BACKGROUND: Genomic variant interpretation to the clinical standards of a diagnostic laboratory is a labour-intensive process that can take hours to days. Our aim was to reduce this workload by shrinking the number of variants needing manual curation through eliminating informationally redundant genomic attributes.
METHODS: We evaluated several machine learning algorithms using a clinically validated training dataset of pathogenic and non-pathogenic variants to develop NINO, a parsimonious decision tree genomic classifier built on optimisation of variant annotations in our existing pipeline. We used NINO to generate a candidate list of potentially pathogenic variants and AMELIE, a freely available phenomic classifier, to rank these variants based on phenotypic relevance. The resultant workflow is TOP MOVIE, a Tandem, Orthogonal Parsimonious Mendelian Optimized Variant Interpretation Engine.
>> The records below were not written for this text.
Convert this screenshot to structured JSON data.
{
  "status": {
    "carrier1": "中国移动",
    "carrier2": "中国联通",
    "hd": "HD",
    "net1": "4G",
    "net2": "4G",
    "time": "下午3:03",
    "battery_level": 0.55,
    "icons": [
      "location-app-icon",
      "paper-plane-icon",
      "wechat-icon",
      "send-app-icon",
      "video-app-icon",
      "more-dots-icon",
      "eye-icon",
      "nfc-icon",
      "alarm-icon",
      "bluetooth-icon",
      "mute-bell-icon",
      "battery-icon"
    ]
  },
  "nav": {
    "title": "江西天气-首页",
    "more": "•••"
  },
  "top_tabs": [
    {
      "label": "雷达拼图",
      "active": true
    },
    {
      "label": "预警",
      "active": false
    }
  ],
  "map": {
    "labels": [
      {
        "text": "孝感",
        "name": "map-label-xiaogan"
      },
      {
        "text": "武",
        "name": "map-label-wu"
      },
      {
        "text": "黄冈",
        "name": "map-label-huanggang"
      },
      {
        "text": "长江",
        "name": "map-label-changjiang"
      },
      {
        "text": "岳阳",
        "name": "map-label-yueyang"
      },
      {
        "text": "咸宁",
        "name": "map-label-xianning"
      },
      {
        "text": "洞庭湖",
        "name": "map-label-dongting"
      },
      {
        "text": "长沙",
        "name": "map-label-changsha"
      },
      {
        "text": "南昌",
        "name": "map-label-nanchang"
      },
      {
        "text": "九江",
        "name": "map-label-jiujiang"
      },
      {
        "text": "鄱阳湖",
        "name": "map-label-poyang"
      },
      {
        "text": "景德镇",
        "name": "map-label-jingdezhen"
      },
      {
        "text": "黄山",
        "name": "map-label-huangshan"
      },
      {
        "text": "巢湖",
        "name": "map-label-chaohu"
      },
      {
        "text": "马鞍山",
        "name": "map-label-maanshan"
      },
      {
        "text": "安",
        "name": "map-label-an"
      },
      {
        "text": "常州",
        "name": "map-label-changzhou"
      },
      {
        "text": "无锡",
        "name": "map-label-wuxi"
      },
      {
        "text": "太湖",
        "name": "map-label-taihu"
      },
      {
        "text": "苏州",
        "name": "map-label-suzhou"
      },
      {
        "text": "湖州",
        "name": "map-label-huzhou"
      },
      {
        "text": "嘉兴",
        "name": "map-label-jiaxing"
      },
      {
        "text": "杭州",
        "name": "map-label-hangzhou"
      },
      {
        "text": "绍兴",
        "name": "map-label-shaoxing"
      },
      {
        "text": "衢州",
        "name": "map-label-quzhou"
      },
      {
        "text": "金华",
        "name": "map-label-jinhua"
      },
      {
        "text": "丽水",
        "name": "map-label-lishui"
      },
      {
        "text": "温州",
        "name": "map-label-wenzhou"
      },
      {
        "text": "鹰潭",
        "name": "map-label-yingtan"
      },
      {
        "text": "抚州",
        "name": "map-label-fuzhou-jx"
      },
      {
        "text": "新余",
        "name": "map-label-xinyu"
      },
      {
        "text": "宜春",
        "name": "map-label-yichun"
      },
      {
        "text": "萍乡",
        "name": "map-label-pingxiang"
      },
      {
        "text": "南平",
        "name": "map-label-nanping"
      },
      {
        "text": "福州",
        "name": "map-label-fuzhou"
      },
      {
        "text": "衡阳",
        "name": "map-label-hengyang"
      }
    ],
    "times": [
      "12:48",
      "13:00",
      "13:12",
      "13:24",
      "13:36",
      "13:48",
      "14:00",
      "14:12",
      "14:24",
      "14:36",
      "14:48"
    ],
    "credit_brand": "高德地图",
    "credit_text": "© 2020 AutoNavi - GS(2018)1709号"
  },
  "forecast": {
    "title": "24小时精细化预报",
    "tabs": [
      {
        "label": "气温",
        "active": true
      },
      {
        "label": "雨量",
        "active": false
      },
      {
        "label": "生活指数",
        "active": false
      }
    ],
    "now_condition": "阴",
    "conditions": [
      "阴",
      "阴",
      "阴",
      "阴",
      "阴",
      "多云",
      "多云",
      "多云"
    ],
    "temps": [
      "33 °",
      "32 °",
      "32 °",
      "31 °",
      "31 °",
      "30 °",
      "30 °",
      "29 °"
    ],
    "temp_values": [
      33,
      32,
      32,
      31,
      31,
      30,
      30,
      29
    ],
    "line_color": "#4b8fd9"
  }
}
RESULTS: NINO reduced the number of genomic attributes needing evaluation by an order of magnitude. The addition of the phenomics classifier AMELIE in tandem with NINO further decreased the number of candidate variants requiring curation. The resultant TOP MOVIE workflow significantly reduces the variant search space and identifies the causative pathogenic variant with exponential decrease in turn-around time (TAT).
CONCLUSIONS: TOP MOVIE performs as well as human experts but is exponentially faster. It can be easily implemented in any clinical diagnostic laboratory and optimised using its existing annotation pipeline and referral population, and can be customized and updated without any requirement for programming expertise. Our machine-learning optimised parsimonious classifier (NINO) correctly classified known pathogenic variants using only a small proportion of commonly-used genomic attributes, suggesting that existing in silico annotation tools may already hold sufficient information content for accurate diagnosis. TOP MOVIE is currently clinically validated for single nucleotide variants and indels (≤ 20 nt) in genomic coding regions; we have not yet applied it to structural variants or non-coding variants.